E.J. Crawford shoots to become just second player to win four straight MAAC tournaments, and also keep Iona’s March dominance alive this week. (Photo by Bob Dea/Daly Dose Of Hoops)
There are very few guarantees in today’s world.
Iona representing the Metro Atlantic Athletic Conference in the NCAA Tournament, for the majority of the last decade at least, has seemed like one of those can’t-miss occurrences.
Yes, the Gaels have won the last four MAAC tournaments, and have heard their names announced on Selection Sunday six times in the last eight years. But the maroon-and-gold dominance that has come to be recognized as a rite of passage from winter to spring will be put to the ultimate test this week, when Iona — seeded seventh in this year's conference playoff — must win four games in five days to keep the streak alive, beginning Tuesday against Canisius.
“We’d rather play three than four, but the situation we’re in is what we’re in,” acting head coach Tra Arnold said as he continues to fill in for Tim Cluess this week in Atlantic City. “We'll just try it one game at a time, and Tuesday night’s our first.”
Iona appeared to have hit its best stride two weeks ago, finally returning to the top half of the conference standings before three straight losses relegated the Gaels to a sub-.500 league record for the first time since the 2008-09 season, when current Seton Hall head coach Kevin Willard was in his second campaign in New Rochelle. Nonetheless, an experienced core led by senior E.J. Crawford has done its best to quiet the skepticism and navigate the adversity that has seemed to penetrate the program more than usual this year.
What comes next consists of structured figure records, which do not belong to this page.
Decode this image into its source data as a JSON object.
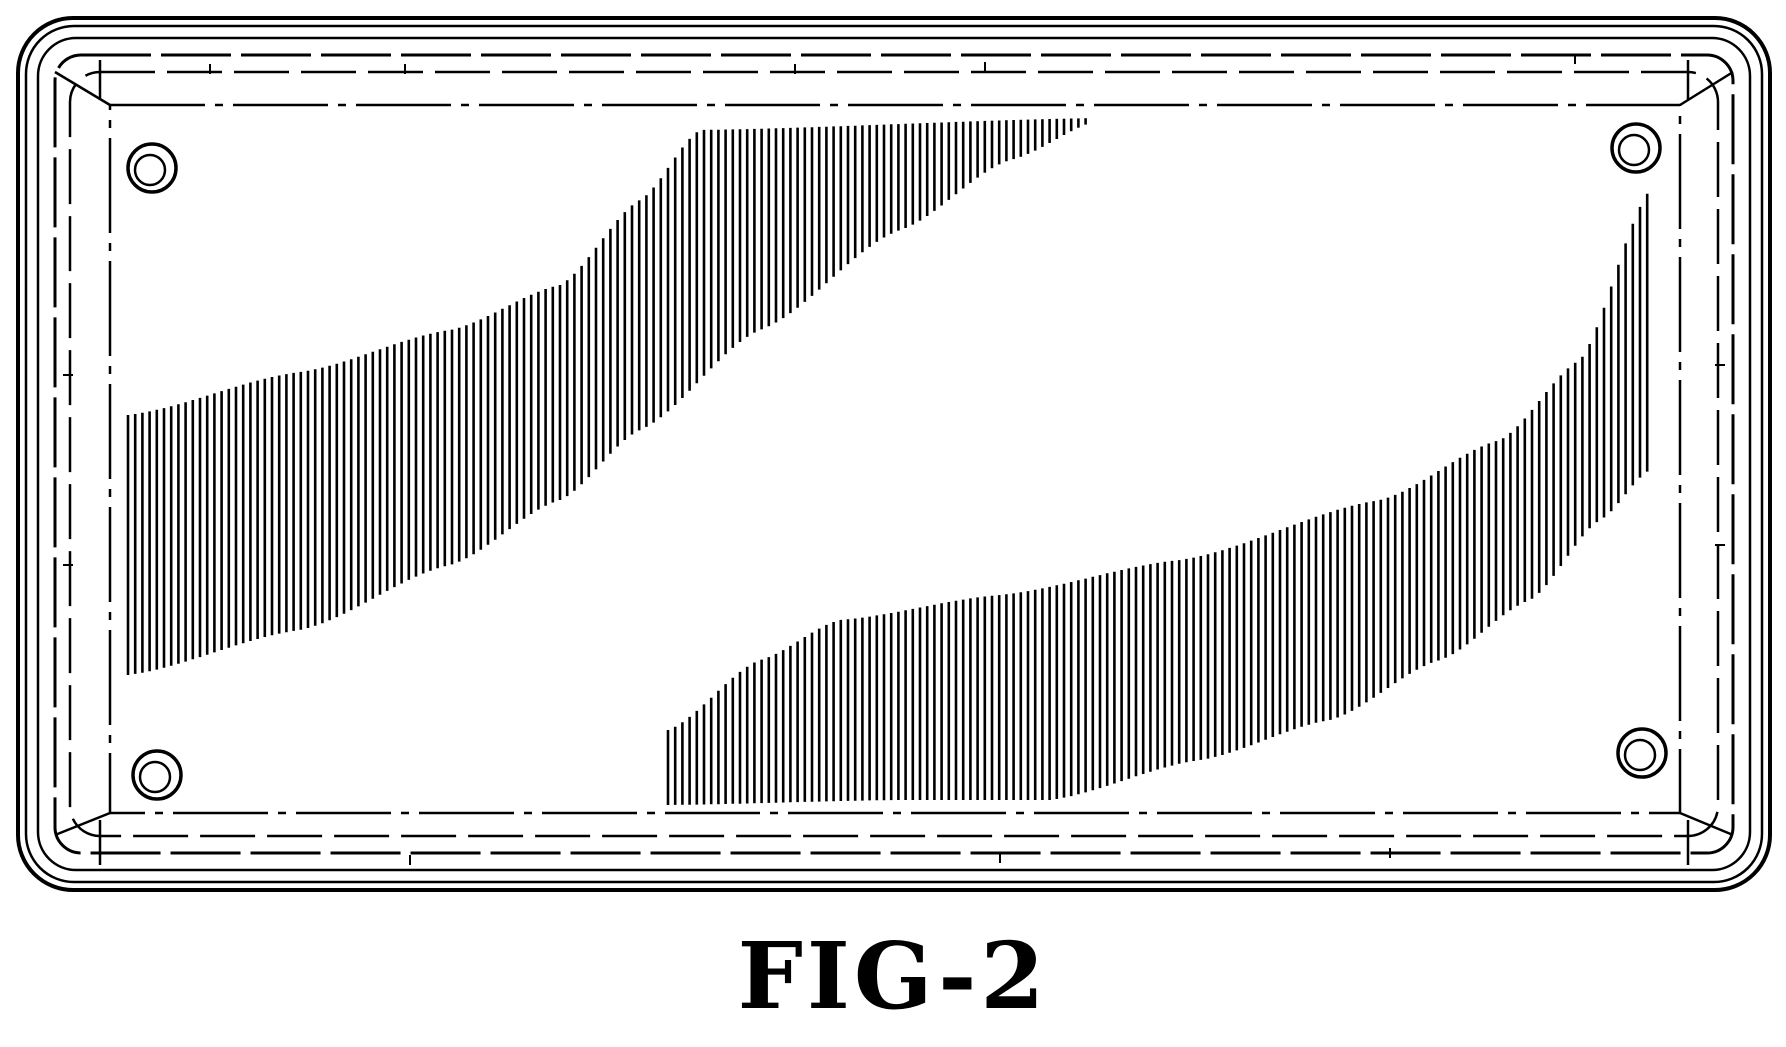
{
  "figure": {
    "caption": "FIG-2",
    "subject": "license-plate-frame",
    "line_color": "#000000",
    "background_color": "#ffffff",
    "mounting_holes": 4,
    "hatched_bands": 2
  }
}
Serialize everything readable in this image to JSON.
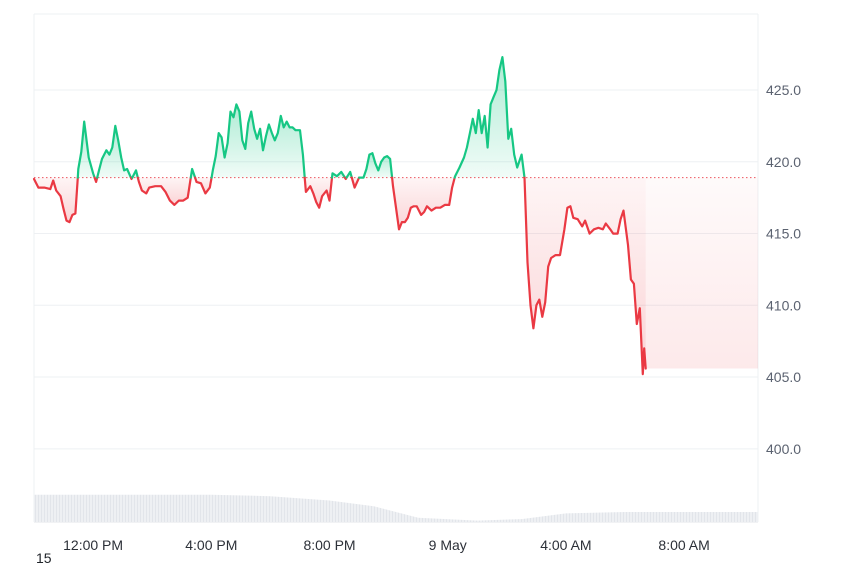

“He’s really tried to take a leadership role when he’s not had to the last few years,” Arnold said of Crawford, who comes into the final MAAC tournament of his college career looking to not only preserve his unblemished record, but also join teammate and close friend Rickey McGill as the only players in conference history to go 4-for-4 in cutting down nets in March. “You can see he’s been growing into that role as the season’s gone along, and he’s done a really good job with that.”
“I came in as a freshman and all I wanted to do was shoot, nothing else,” Crawford recalled last summer, highlighting his offseason conditioning program and the all-around development in his game before beginning his senior season. “Coach Cluess got that out of me quick. We had an end-of-the-year meeting and he said, ‘If you want to be a player after college, you’ve got to rebound more and add more to your game.’ And since that talk, I’ve got a post-up game, I’m doing pretty much almost everything.”
Crawford leads the MAAC in scoring, averaging just under 19 points per game, and his 5.3 rebounds per contest are a career-high total in that category. The swingman who announced himself to the world by draining the game-winning shot as a freshman in Iona’s 2017 MAAC championship victory will already go down as one of the more decorated conference players in conference history, yet his career will be incomplete by his own admission should the Gaels not be the last men standing at Boardwalk Hall Saturday afternoon.
“We don’t want to be the Iona team that messes it up,” he told the New York Post Monday. “We came here for one thing. Anything else is a bust in our eyes. That’s how we feel.”